On Oct 23, 2011, at 6:12 AM, Perry Smith wrote:
> And there is a third problem (which is probably a set of problems).  In my application, all the data actually starts off as various EBCDIC code pages. (http://bit.ly/rtTO8F).  Using ICU (http://site.icu-project.org/), I convert these to UTF-8 strings.  I store these in a PostgreSQL database (9.0.4) that is set up with UTF-8 encoding.  But STILL, frequently, something creates strings that are not UTF-8 strings.  As previously stated, I've set all my files to UTF-8 coding as well as set -KU but there are still ways for things to get botched.

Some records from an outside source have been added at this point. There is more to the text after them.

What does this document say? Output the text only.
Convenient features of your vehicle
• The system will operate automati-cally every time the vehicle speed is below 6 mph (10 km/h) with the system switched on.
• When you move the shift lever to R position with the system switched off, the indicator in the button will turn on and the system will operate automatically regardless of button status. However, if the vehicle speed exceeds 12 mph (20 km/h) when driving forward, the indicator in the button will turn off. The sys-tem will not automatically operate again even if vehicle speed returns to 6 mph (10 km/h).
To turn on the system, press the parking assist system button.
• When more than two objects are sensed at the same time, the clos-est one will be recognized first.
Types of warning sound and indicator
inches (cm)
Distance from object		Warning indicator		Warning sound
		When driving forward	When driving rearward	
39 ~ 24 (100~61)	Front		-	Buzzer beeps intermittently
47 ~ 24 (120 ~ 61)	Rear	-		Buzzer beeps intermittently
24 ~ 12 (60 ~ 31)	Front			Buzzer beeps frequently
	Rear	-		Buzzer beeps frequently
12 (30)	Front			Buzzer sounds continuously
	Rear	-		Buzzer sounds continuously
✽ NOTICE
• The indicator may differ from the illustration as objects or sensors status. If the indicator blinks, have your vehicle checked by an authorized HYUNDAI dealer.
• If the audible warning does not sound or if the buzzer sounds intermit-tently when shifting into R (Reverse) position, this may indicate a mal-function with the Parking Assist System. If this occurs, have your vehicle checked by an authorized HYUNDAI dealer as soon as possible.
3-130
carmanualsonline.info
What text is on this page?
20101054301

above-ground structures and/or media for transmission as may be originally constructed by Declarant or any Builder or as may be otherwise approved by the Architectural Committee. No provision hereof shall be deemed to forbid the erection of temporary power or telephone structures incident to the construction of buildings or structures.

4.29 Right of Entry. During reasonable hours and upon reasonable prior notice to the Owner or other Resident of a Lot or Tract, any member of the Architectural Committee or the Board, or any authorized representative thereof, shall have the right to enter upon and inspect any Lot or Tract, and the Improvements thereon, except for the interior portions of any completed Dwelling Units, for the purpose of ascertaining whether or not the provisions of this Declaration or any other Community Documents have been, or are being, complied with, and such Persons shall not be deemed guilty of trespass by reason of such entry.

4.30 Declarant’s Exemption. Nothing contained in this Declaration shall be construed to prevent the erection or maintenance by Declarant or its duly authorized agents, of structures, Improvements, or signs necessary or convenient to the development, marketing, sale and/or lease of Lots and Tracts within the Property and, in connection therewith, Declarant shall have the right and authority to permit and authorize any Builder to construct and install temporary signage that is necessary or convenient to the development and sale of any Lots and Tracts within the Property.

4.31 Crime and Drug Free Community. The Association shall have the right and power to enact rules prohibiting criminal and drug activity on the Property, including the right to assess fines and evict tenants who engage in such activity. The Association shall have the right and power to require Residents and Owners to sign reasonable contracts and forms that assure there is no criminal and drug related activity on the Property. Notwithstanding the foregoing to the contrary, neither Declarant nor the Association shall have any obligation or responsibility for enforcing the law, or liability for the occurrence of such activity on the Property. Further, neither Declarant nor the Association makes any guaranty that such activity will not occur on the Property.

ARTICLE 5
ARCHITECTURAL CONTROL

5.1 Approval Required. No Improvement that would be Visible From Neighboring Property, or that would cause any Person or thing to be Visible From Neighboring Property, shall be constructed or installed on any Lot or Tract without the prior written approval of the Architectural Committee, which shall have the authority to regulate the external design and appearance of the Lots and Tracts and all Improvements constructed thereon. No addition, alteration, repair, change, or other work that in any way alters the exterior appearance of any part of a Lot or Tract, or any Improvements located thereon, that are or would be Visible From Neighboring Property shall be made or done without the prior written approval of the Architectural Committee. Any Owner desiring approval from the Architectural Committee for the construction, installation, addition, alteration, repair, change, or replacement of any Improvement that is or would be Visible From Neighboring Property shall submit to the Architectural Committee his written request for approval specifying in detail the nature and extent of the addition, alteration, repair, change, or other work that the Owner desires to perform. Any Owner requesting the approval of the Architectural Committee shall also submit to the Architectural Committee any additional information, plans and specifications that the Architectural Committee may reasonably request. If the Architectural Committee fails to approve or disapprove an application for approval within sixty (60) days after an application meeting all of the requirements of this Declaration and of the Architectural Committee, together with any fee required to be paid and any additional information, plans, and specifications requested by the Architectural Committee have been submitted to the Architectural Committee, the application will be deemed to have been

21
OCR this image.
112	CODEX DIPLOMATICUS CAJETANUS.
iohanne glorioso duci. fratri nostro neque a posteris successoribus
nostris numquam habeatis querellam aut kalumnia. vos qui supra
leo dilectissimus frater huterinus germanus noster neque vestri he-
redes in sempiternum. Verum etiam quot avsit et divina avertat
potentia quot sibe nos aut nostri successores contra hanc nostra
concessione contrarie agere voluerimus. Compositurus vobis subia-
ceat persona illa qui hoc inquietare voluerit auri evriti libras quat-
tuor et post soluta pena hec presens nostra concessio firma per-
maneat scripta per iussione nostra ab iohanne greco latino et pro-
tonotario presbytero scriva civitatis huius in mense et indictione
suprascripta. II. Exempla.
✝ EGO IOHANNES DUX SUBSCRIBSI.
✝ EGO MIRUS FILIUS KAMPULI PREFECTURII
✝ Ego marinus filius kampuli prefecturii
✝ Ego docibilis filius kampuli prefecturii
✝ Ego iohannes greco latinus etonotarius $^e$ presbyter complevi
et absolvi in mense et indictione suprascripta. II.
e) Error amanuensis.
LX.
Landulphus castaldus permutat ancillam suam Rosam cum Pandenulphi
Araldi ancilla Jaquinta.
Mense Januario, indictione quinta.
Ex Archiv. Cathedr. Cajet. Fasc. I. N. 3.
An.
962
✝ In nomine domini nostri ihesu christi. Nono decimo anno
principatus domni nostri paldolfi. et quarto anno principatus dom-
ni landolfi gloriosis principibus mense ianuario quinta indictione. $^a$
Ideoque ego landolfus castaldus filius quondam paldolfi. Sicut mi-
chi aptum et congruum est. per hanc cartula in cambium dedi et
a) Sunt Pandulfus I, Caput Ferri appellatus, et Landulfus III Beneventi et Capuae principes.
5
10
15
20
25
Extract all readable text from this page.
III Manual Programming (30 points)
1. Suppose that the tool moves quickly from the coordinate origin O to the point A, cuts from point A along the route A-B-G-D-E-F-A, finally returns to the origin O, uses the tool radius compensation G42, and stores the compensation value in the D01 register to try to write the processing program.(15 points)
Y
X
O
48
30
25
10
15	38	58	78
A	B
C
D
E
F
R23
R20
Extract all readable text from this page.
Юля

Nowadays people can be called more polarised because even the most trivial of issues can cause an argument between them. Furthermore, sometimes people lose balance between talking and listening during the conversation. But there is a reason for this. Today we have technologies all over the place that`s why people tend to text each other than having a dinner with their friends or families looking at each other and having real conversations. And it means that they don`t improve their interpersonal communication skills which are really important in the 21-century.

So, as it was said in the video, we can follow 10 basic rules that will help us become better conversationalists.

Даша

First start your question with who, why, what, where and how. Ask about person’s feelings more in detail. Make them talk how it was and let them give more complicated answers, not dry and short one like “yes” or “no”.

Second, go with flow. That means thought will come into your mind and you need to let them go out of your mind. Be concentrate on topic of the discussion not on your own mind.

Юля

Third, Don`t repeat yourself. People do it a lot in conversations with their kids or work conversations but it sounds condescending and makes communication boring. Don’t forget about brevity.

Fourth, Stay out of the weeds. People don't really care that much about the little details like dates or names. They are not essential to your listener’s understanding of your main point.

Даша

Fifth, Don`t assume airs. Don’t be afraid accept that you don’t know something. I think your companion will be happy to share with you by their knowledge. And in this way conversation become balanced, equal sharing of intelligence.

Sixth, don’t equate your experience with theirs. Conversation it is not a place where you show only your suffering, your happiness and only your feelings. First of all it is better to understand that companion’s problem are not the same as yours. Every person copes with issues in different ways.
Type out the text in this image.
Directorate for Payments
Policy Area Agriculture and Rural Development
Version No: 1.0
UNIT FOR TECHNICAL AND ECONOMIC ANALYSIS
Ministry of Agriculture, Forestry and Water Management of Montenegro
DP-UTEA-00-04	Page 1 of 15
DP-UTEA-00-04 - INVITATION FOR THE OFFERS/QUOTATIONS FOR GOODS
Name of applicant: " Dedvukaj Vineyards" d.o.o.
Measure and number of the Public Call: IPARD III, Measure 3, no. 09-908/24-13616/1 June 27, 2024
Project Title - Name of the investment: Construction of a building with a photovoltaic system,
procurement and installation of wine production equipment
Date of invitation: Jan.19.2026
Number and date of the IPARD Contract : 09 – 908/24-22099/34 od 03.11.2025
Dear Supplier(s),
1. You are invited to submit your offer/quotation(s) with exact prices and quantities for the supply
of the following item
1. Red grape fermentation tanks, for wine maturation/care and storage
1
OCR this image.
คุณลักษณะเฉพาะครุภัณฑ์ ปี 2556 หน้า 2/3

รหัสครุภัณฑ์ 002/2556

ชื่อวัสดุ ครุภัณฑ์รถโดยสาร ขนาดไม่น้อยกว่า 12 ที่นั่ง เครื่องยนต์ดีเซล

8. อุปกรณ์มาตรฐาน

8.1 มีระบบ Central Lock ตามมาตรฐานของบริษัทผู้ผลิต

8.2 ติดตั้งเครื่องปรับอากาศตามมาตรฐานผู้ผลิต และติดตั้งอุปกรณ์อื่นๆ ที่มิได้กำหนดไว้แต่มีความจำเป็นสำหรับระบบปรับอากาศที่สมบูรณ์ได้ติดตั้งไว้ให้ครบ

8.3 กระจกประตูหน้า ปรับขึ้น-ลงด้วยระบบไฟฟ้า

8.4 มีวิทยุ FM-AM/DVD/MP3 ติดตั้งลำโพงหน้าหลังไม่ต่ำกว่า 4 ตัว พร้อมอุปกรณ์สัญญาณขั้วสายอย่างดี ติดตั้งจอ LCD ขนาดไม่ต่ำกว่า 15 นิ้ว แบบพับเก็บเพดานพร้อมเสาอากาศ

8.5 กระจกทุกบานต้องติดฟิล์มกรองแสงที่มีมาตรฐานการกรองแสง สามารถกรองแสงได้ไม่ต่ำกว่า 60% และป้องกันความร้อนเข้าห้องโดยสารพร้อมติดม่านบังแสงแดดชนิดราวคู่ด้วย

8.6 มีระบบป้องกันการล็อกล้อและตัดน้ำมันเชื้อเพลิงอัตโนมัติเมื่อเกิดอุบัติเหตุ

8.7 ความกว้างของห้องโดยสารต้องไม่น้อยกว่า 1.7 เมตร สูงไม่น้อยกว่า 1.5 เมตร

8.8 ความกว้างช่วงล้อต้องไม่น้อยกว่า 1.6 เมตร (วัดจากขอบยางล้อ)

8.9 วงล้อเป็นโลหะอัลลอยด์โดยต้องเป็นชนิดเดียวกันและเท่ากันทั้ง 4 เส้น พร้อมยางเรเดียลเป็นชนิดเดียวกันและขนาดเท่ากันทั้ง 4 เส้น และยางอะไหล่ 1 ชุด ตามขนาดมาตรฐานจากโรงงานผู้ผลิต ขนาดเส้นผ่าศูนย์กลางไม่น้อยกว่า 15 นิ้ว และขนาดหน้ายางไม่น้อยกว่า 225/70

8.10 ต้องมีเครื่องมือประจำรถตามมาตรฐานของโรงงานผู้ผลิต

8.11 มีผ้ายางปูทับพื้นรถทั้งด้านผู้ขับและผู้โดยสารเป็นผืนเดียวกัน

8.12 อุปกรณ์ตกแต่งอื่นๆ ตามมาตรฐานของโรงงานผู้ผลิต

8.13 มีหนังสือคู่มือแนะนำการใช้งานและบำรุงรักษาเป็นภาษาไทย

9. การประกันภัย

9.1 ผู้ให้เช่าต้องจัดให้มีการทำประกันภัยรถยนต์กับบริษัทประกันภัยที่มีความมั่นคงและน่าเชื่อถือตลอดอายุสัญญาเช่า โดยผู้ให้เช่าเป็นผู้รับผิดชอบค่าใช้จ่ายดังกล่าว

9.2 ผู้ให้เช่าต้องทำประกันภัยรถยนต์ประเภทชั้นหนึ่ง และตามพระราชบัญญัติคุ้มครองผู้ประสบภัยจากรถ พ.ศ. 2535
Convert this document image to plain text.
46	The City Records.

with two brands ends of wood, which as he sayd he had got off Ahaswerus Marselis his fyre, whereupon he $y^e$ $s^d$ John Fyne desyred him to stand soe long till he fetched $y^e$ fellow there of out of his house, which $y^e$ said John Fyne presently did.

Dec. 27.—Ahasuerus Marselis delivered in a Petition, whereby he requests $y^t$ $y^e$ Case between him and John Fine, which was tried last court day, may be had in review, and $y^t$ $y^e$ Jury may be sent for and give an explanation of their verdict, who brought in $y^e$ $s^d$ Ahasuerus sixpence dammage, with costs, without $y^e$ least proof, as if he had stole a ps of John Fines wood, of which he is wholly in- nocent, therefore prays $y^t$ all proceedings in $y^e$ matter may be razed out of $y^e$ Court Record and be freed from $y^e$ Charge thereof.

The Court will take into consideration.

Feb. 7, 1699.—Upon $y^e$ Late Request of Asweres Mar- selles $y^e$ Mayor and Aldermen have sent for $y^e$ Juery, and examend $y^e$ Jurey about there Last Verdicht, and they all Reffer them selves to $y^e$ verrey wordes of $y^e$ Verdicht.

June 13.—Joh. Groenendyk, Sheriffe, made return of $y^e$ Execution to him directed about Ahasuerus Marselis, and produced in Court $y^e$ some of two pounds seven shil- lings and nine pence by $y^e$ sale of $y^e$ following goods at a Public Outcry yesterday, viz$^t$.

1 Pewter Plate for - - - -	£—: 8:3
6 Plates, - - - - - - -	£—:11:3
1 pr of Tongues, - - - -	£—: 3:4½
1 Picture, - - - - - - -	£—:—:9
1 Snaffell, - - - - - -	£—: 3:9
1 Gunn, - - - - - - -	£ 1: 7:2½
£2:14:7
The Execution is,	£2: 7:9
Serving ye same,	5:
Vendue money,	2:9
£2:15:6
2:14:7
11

This is class of errors I want to know about.

In the course of my RDoc work I was doing similar things (some files in 7-bit ASCII, some in UTF-8, some in another encoding) and outputting everything to UTF-8.

I found that for some combinations of input encodings and arguments the output encoding of the string was not what I expected (not UTF-8).  I filed some bugs and these got fixed for ruby 1.9.3, but I still see a few reports of issues against RDoc that I can't reproduce.

If you come across issues like this it would be super helpful if you could create a test case and create an issue on redmine.

I filed this issue, you can use it as an example:

http://redmine.ruby-lang.org/issues/4380

> And my whole point here is that what Ruby has ended up doing is making simple libraries damn near impossible to write if you really really really really want to do things properly.  Any library that concatenate any strings is open to mistakes.